The humanitarian dimension of the crisis has drawn international attention. Francisco Pichón, the United Nations' top official in Cuba, warned that the situation posed "acute humanitarian risks," particularly for vulnerable populations. "The risk to people's lives is not rhetorical," he said, noting that five million people with chronic illnesses depend on consistent electricity for treatment, including thousands of cancer patients and more than 32,000 pregnant women. On the ground, the outages translate directly into failed water pumps, unreliable refrigeration for food and medicine, and hospitals running emergency generators on scarce diesel.

Data visualization chart

The burden of outages has not fallen evenly. Havana, as the administrative center, has historically been prioritized in the allocation of whatever generation capacity exists, leaving interior municipalities to absorb more frequent and prolonged cuts. Thermal plants account for roughly 40 percent of Cuba's electricity mix under normal conditions, but distributed generation systems fueled by diesel and fuel oil, which represent another 40 percent of the mix, have been largely halted since January due to fuel shortages.

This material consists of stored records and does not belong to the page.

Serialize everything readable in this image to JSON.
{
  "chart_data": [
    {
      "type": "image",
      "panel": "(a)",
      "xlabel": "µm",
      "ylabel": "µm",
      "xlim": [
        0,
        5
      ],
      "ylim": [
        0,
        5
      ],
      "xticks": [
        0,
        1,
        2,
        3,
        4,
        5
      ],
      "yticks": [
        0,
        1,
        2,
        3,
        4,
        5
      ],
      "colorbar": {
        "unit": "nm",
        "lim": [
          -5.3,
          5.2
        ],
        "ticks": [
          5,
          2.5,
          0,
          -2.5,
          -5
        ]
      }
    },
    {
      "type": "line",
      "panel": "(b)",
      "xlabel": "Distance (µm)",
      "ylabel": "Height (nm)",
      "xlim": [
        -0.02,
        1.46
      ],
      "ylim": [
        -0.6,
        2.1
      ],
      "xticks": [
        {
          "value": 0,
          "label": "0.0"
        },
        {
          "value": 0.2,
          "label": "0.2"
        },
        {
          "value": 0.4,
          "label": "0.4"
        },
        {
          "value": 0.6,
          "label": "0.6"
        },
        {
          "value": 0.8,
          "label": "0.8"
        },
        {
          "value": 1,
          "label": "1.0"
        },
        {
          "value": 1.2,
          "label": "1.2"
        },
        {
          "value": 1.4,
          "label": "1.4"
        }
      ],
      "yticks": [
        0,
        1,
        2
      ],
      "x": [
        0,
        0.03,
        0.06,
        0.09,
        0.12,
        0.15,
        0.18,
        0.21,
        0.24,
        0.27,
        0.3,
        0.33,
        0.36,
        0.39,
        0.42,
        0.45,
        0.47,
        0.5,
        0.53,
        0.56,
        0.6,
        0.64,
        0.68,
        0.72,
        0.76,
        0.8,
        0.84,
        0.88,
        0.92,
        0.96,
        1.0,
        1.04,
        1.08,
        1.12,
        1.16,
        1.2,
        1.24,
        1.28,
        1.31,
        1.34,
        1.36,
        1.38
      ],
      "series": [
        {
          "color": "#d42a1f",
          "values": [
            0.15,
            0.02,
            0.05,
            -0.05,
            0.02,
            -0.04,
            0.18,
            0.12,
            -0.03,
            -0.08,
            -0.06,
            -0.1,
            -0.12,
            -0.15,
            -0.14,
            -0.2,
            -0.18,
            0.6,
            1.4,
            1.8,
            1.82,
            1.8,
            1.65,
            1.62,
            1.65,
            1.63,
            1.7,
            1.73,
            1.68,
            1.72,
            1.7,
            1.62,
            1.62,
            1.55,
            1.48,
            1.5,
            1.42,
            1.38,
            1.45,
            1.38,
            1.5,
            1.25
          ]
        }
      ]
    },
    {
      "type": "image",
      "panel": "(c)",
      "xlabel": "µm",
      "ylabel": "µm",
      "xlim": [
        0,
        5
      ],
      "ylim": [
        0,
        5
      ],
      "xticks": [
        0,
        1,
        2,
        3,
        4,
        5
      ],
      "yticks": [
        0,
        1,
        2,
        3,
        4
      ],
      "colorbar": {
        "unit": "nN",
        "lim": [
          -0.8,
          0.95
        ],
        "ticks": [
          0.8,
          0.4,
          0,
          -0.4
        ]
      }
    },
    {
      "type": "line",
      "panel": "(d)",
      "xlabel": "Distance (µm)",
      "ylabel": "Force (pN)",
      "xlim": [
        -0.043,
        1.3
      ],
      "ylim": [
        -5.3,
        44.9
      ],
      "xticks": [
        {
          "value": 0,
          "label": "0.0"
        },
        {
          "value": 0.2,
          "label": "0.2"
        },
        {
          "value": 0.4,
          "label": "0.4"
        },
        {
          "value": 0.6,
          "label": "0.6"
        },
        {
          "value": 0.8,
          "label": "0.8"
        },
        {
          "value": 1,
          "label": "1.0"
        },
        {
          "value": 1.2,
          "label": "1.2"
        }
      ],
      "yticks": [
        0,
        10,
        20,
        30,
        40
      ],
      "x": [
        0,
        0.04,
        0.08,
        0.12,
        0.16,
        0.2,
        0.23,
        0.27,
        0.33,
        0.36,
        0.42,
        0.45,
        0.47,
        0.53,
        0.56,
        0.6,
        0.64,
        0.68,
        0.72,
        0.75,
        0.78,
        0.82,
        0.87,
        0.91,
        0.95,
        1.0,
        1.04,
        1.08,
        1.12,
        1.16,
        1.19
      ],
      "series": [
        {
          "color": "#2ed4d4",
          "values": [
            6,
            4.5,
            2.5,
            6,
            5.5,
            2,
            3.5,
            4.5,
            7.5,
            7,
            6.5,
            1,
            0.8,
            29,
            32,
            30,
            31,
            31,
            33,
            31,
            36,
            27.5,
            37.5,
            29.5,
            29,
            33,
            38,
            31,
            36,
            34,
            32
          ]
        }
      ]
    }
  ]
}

Three possible trajectories face the system: emergency repairs and incremental renewable growth could stabilize but not eliminate outages; accelerated renewable deployment backed by international financing could reduce fuel dependence over the longer term; or erratic fuel deliveries and aging plants continue sustaining the current cycle of crisis. With Sunday's peak hours approaching a deficit nearly as large as the entire available supply, the distance between those scenarios and the present moment remained vast.